2019 study in the journal Science estimated that more than 20 million metric tons of sargassum blanketed the Atlantic in what has been nicknamed the “Great Atlantic Sargassum Belt.” 

Barnes said the mass of seaweed appears to be increasing each year, but 2018 and 2022 had the largest accumulations. This year is approaching those records, he added.

In investigating the factors driving this dramatic growth in sargassum, scientists, including LaPointe, have found that human activities and climate change are seeding rivers that flow into the Atlantic with nitrogen and other nutrients. That then feeds the algae blooms.

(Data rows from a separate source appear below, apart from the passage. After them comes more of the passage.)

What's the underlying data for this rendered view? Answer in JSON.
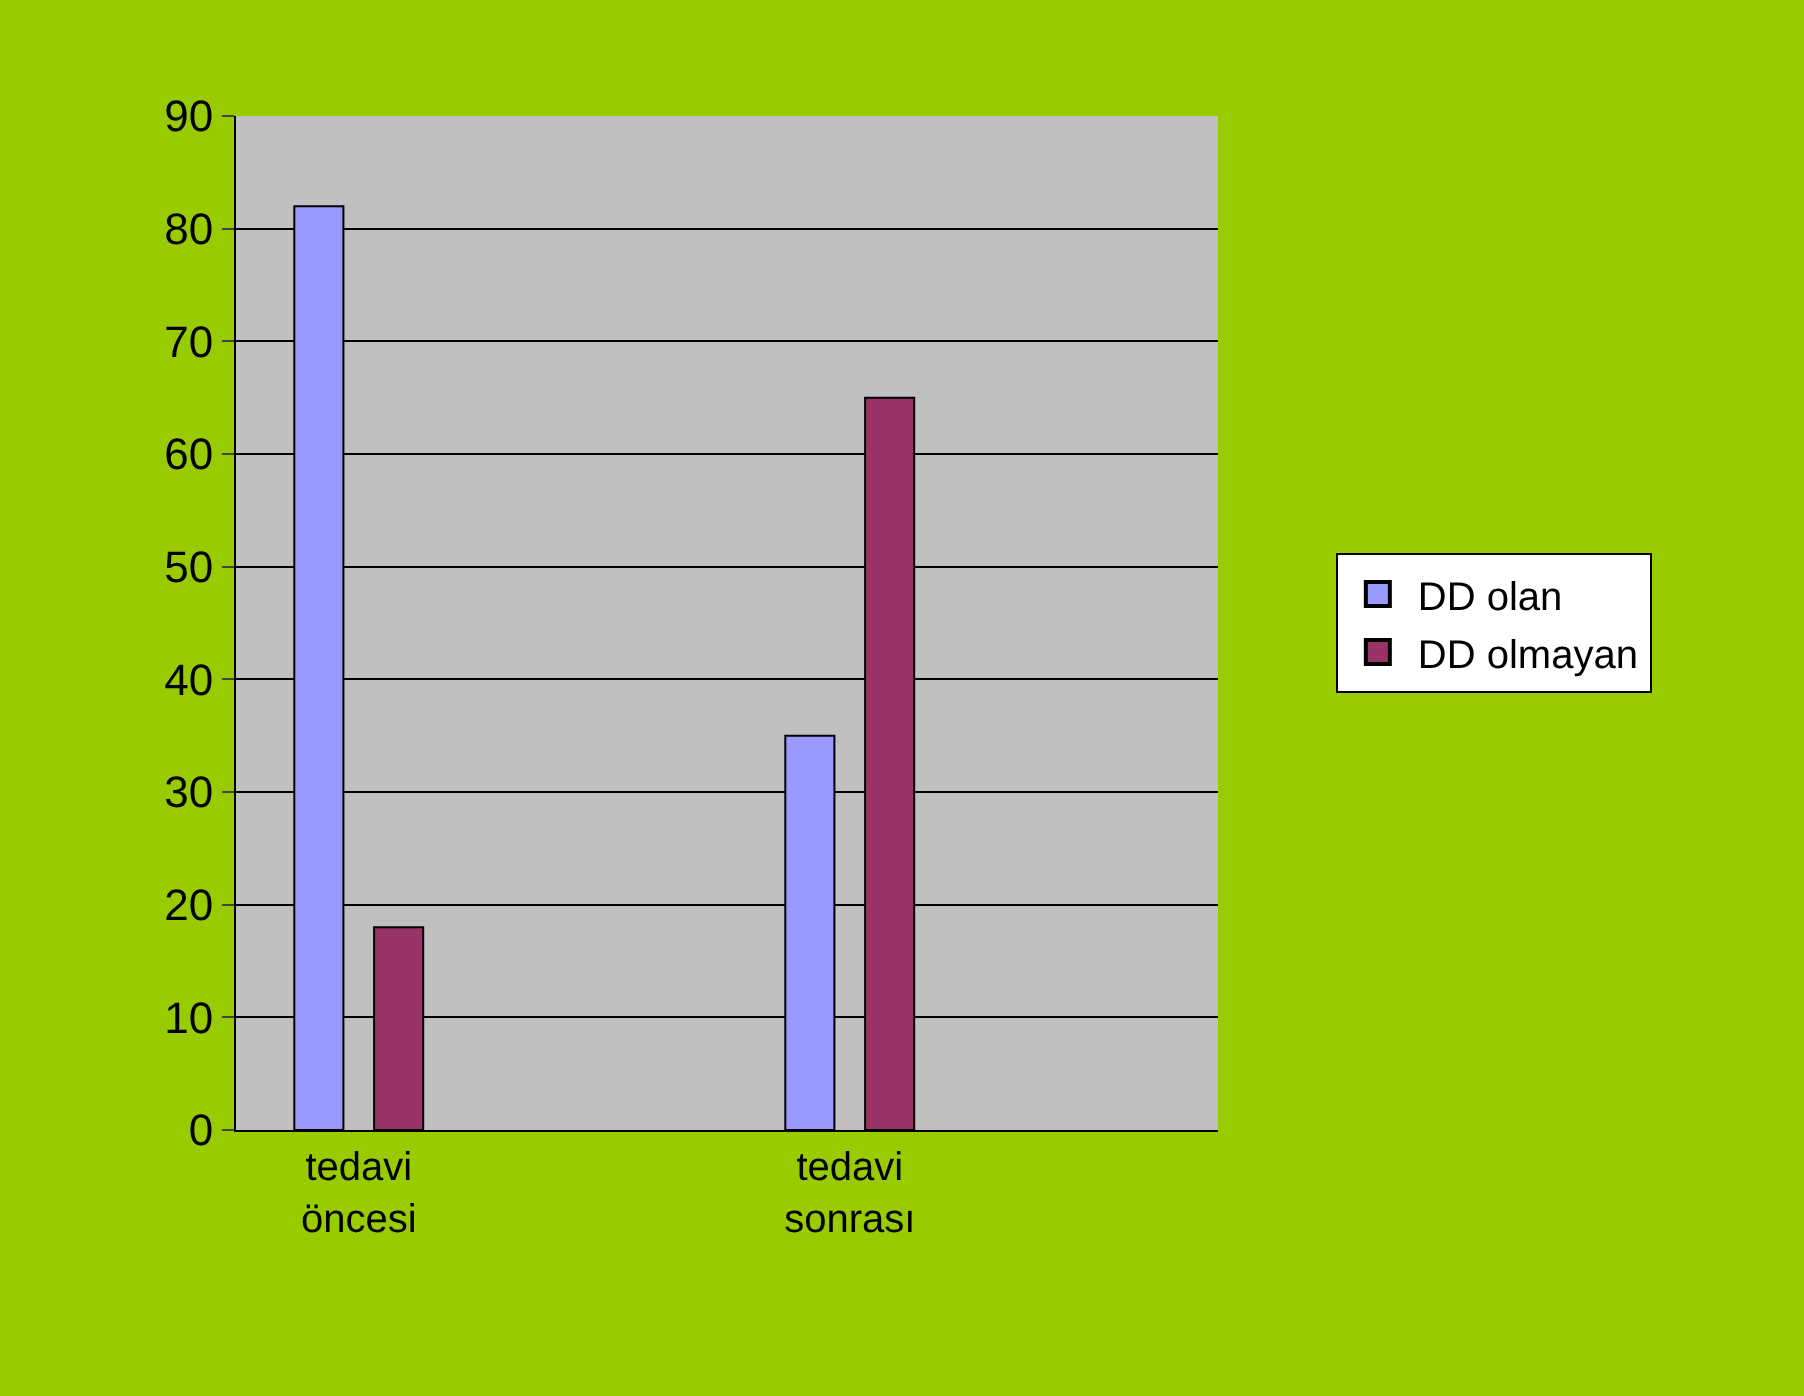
{
  "chart_data": {
    "type": "bar",
    "categories": [
      "tedavi öncesi",
      null,
      "tedavi sonrası",
      null
    ],
    "series": [
      {
        "name": "DD olan",
        "color": "#9999ff",
        "values": [
          82,
          null,
          35,
          null
        ]
      },
      {
        "name": "DD olmayan",
        "color": "#993366",
        "values": [
          18,
          null,
          65,
          null
        ]
      }
    ],
    "ylim": [
      0,
      90
    ],
    "yticks": [
      0,
      10,
      20,
      30,
      40,
      50,
      60,
      70,
      80,
      90
    ],
    "grid": "y",
    "legend": "right"
  }
}
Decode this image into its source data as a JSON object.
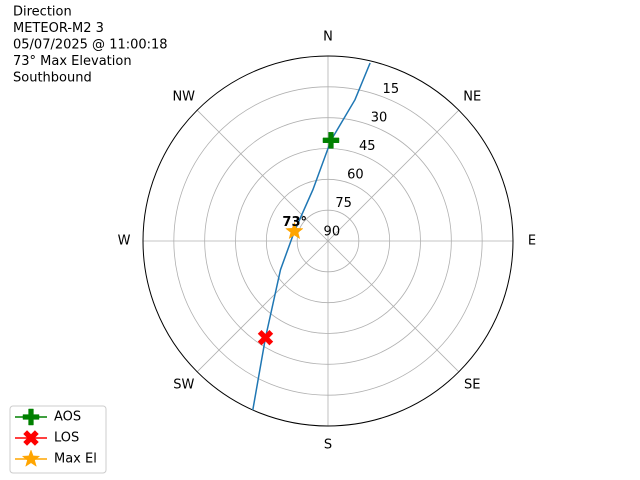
{
  "chart_data": {
    "type": "polar",
    "title_lines": [
      "Direction",
      "METEOR-M2 3",
      "05/07/2025 @ 11:00:18",
      "73° Max Elevation",
      "Southbound"
    ],
    "theta_zero": "N",
    "theta_direction": "clockwise",
    "xticks": [
      {
        "value": 0,
        "label": "N"
      },
      {
        "value": 45,
        "label": "NE"
      },
      {
        "value": 90,
        "label": "E"
      },
      {
        "value": 135,
        "label": "SE"
      },
      {
        "value": 180,
        "label": "S"
      },
      {
        "value": 225,
        "label": "SW"
      },
      {
        "value": 270,
        "label": "W"
      },
      {
        "value": 315,
        "label": "NW"
      }
    ],
    "ylim": [
      90,
      0
    ],
    "yticks": [
      15,
      30,
      45,
      60,
      75,
      90
    ],
    "grid": true,
    "track": {
      "color": "#1f77b4",
      "x": [
        13.3,
        10.8,
        1.7,
        343.6,
        286,
        238.9,
        212.9,
        204
      ],
      "y": [
        1,
        20,
        41,
        64,
        73,
        63,
        34,
        0
      ]
    },
    "series": [
      {
        "name": "AOS",
        "color": "#008000",
        "marker": "plus",
        "x": [
          1.7
        ],
        "y": [
          41
        ]
      },
      {
        "name": "LOS",
        "color": "#ff0000",
        "marker": "x",
        "x": [
          212.9
        ],
        "y": [
          34
        ]
      },
      {
        "name": "Max El",
        "color": "#ffa500",
        "marker": "star",
        "x": [
          286
        ],
        "y": [
          73
        ],
        "value_labels": [
          "73°"
        ]
      }
    ],
    "legend": "lower left"
  }
}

“You have the Congo, the Amazon, the Orinoco, the Mississippi — the largest rivers on the planet, which have been affected by things like deforestation, increasing fertilizer use and burning biomass,” LaPointe said. “All of that is increasing the nitrogen concentrations in these rivers and so we’re now seeing these blooms as kind of a manifestation of the changing nutrient cycles on our planet.”

Many of these effects are exacerbated by climate change, he said, which can increase flooding and runoff into major waterways.


One Response to “Giant, Climate-Pumped Seaweed Blob Heading for Florida”

  1. rhymeswithgoalie Says:

    I keep thinking there’s a practical/monetary value in all of that sargassum, like harvesting masses of it and adding it to cattle feed.